Pain at the Pump? Thank Wall Street!

In recent weeks, gas prices have been increasing seemingly overnight. Every night. One of the drivers appears to be Wall St speculation:

Alternet:

While there are several causes that contribute to rise in oil prices, many experts point to Wall Street speculation: hedge funds, investors, and big banks trying to make money by betting on the price fluctuation of oil and other commodities.

I went to a town hall meeting (a quaint NH tradition) held by Congressman Charlie Bass the other night. I live in the northernmost county of NH, which has an official unemployment rate of 14%, compared to the 5% rate in the rest of the state. Someone asked him about the increasing gas prices, and he blamed it on “unrest in the Middle East.”

While many blame high oil prices on the crisis in Libya, the country accounts for only 2 percent of the world’s output. More importantly, Saudi Arabia has vowed to make up for any shortfall in global supply by increasing its own production. So supply issues are not likely having a significant impact on prices.

Hmm. It seems Congressman Bass was mistaken.

Meanwhile, a commissioner of the Commodity Futures Trading Commission (CFTC) — the government agency charged with policing commodity speculation — said earlier this month that speculation on energy futures, including oil, is at an all-time high, jumping 64 percent even since 2008. Speculation was blamed by both Republicans and Democrats three years ago for oil prices, and even with conservatives’ tea party embrace of Wall Street today, several Republican congressmen, and conservative leaders have acknowledged that speculation is a driver of oil prices.

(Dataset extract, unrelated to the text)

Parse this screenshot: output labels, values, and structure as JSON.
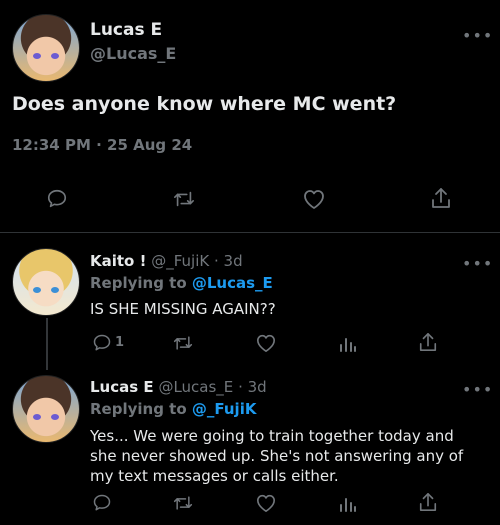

Great. We bail them out, and they return the favor by sticking it to us, once again. Thanks Wall St!

Comments

  • Charles Baratta says:

    Recognizing the problem of oil speculation, Congress gave the government new powers to protect consumers and help ensure market stability with the Dodd-Frank Wall Street reform law passed last year. The law gives the CFTC the ability to limit “excessive speculation” by limiting the bets speculators can make. The law expanded the CFTC’s authority to regulate the entire market for the first time. While futures — bets on the future prices of commodities like oil and wheat — were regulated before the law passed, traders could choose to instead purchase “look-alike” futures that were not subject to regulation. Dodd-Frank changes this by allowing the CFTC to “impose a uniform set of rules across exchanges and the over-the-counter market, replacing a patchwork of inconsistent restrictions for different venues and commodities.” Curbing regulation could help make these markets more stable and transparent, and help bring down the cost of oil.